The practice of Tai Chi Quan holds great benefits for those looking to improve their physical, mental, and emotional health. Many people in modern society suffer from chronic neck, shoulder, back, hip and knee discomfort as a result of poor posture and bad living habits. If these strains are not rectified early, over time they can become chronic problems that have a great effect on one’s personal life and overall health; painful problems that become increasingly more difficult to fix as we become older and our bodies become stiffer. Tai Chi Quan places great importance on the cultivation of correct posture. By aligning the posture, maintaining a straight spine and relaxed back and waist, over time practitioners of Tai Chi Quan begin to feel a greater release of built up tension and stiffness in the neck, shoulders, back, waist, and hips. This happens as a result of the process of relaxing the muscles and tendons of the body, especially those that are in the neck, shoulders, and back.

The Practice of Tai Chi

Practicing all of the elements that comprise the Tai Chi System can help us to more deeply understand our bodies and minds and learn the methods to make them cleaner, clearer, quieter, and healthier. Tai Chi training teaches us not only to train our muscles, tendons, and bones, but also to train our intention, internal feeling, awareness, and power in order to bring about greater balance and health in our lives.

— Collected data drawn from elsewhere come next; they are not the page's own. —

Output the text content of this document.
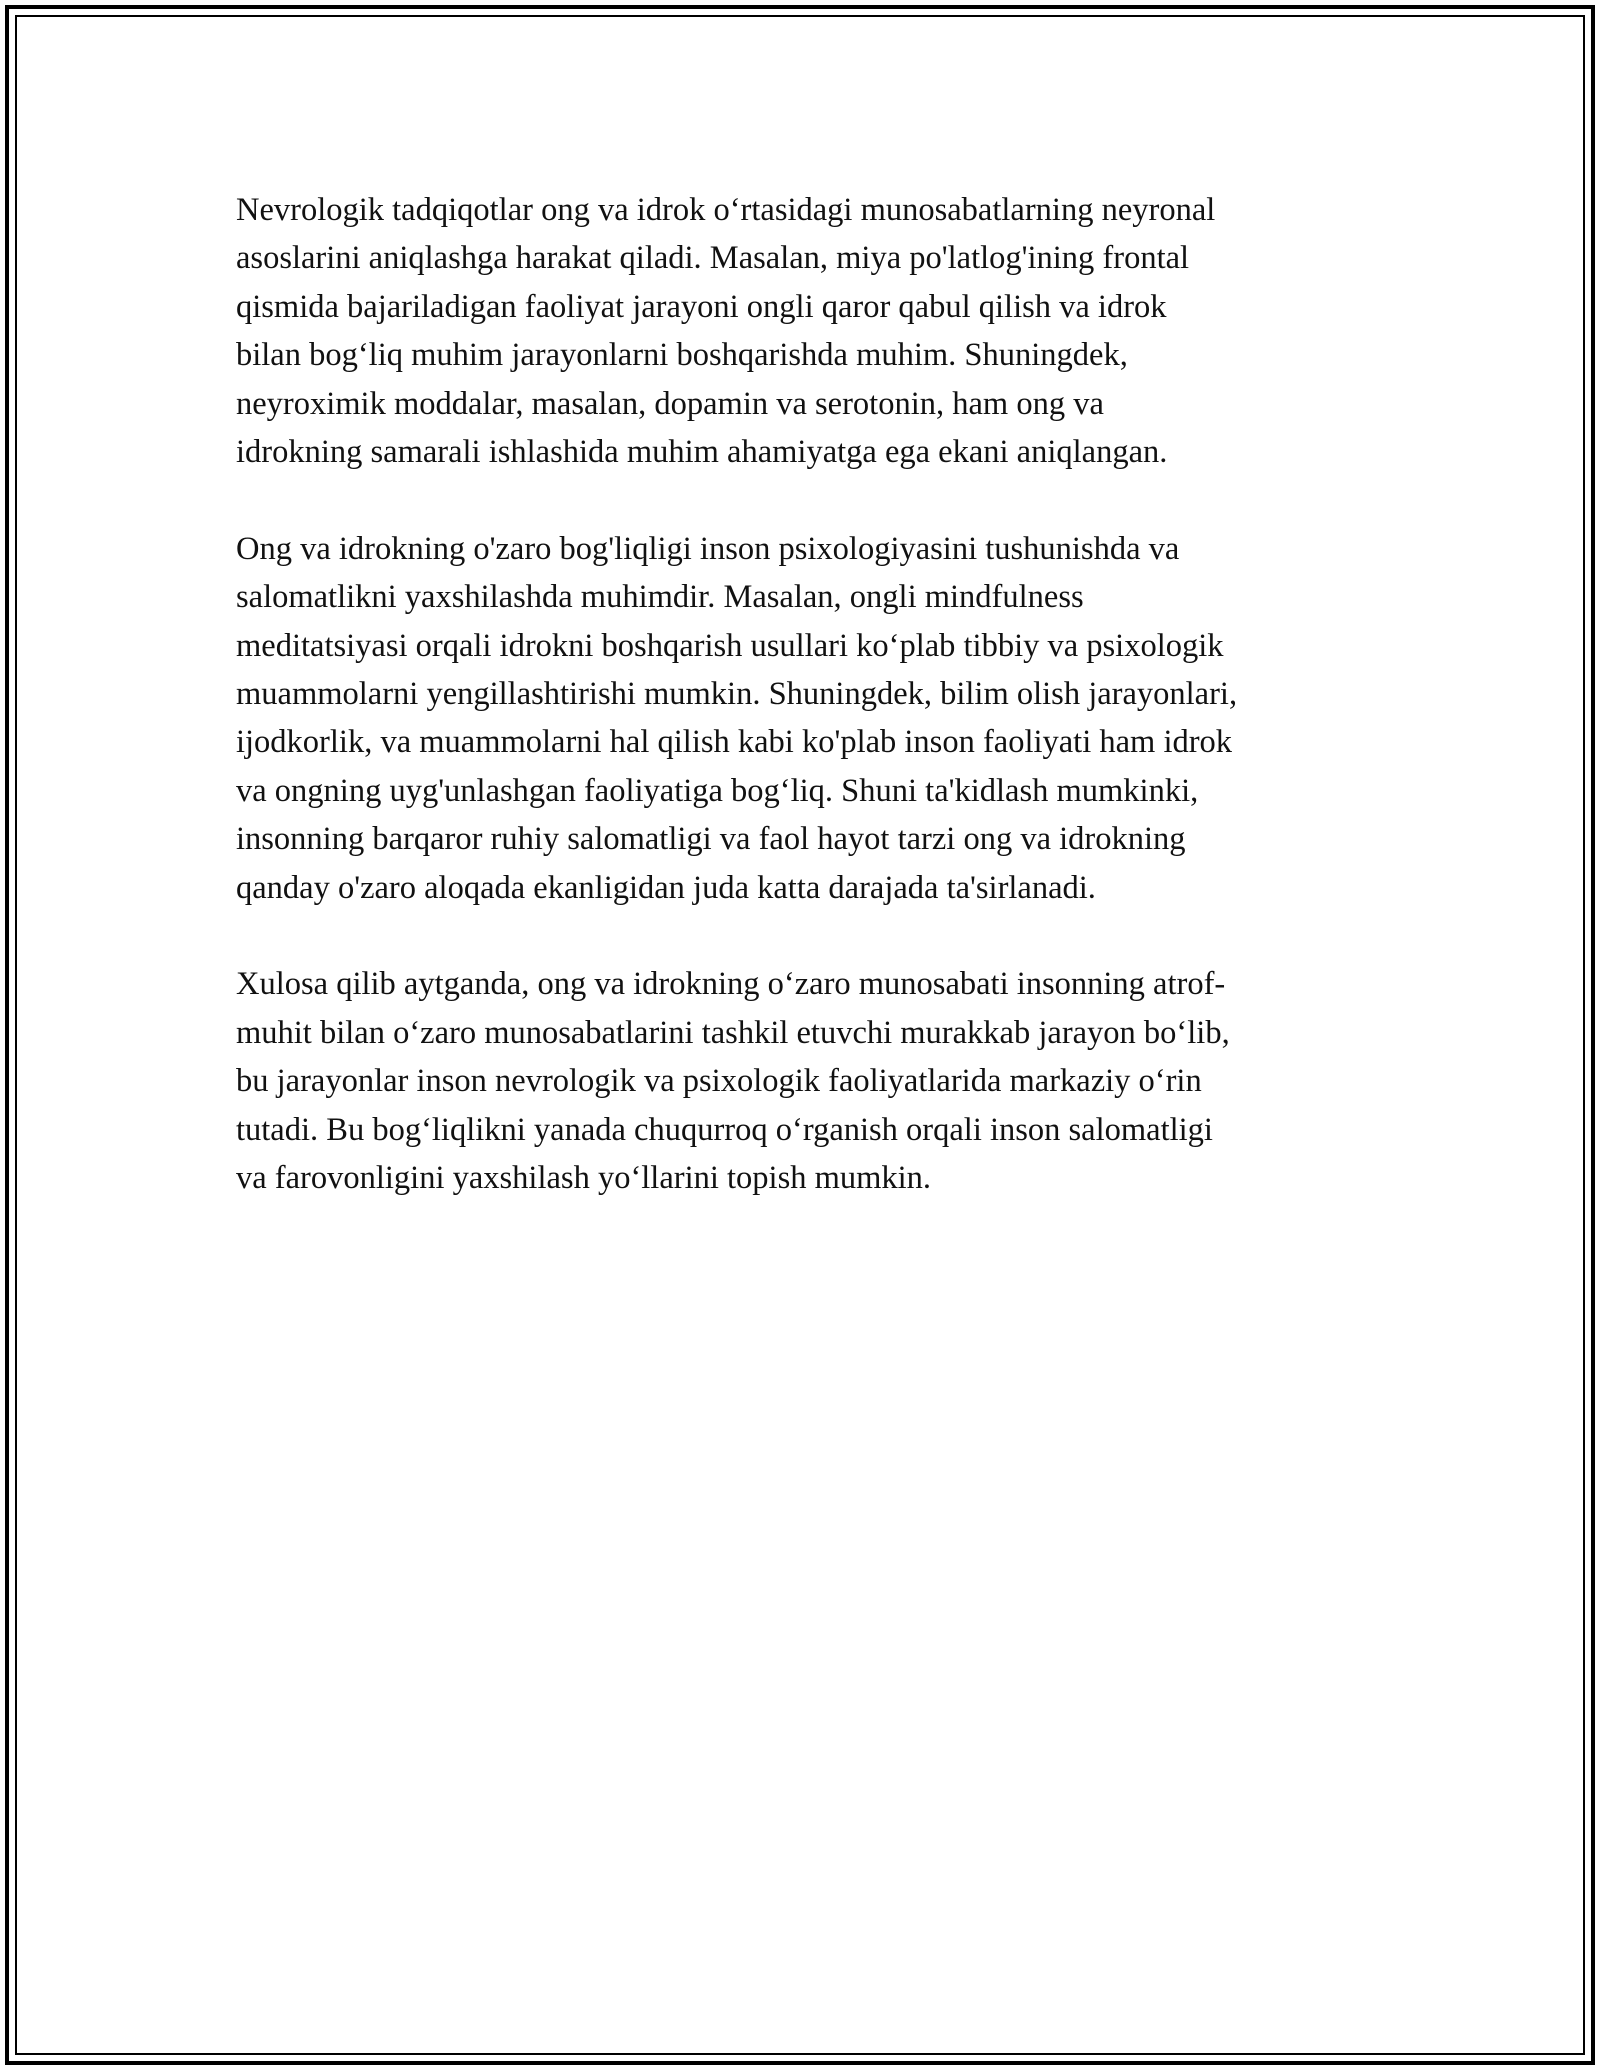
Nevrologik tadqiqotlar ong va idrok o‘rtasidagi munosabatlarning neyronal
asoslarini aniqlashga harakat qiladi. Masalan, miya po'latlog'ining frontal
qismida bajariladigan faoliyat jarayoni ongli qaror qabul qilish va idrok
bilan bog‘liq muhim jarayonlarni boshqarishda muhim. Shuningdek,
neyroximik moddalar, masalan, dopamin va serotonin, ham ong va
idrokning samarali ishlashida muhim ahamiyatga ega ekani aniqlangan.

Ong va idrokning o'zaro bog'liqligi inson psixologiyasini tushunishda va
salomatlikni yaxshilashda muhimdir. Masalan, ongli mindfulness
meditatsiyasi orqali idrokni boshqarish usullari ko‘plab tibbiy va psixologik
muammolarni yengillashtirishi mumkin. Shuningdek, bilim olish jarayonlari,
ijodkorlik, va muammolarni hal qilish kabi ko'plab inson faoliyati ham idrok
va ongning uyg'unlashgan faoliyatiga bog‘liq. Shuni ta'kidlash mumkinki,
insonning barqaror ruhiy salomatligi va faol hayot tarzi ong va idrokning
qanday o'zaro aloqada ekanligidan juda katta darajada ta'sirlanadi.

Xulosa qilib aytganda, ong va idrokning o‘zaro munosabati insonning atrof-
muhit bilan o‘zaro munosabatlarini tashkil etuvchi murakkab jarayon bo‘lib,
bu jarayonlar inson nevrologik va psixologik faoliyatlarida markaziy o‘rin
tutadi. Bu bog‘liqlikni yanada chuqurroq o‘rganish orqali inson salomatligi
va farovonligini yaxshilash yo‘llarini topish mumkin.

Here at the Wudang Tai Chi Kung Fu School we have four main Tai Chi forms: 9 Step Tai Chi, 13 Step Tai Chi, 18 Step Tai Chi, 36 Step Tai Chi and 64 Step Tai Chi. We also practice Tai Chi Sword as well as other practices that are complementary to Tai Chi such as Tai Chi walking, standing meditation, and several forms of Qi Gong. Every morning students practice Qi Gong. Often times during basic training students practice Tai Chi walking, cloud hands, and standing meditation.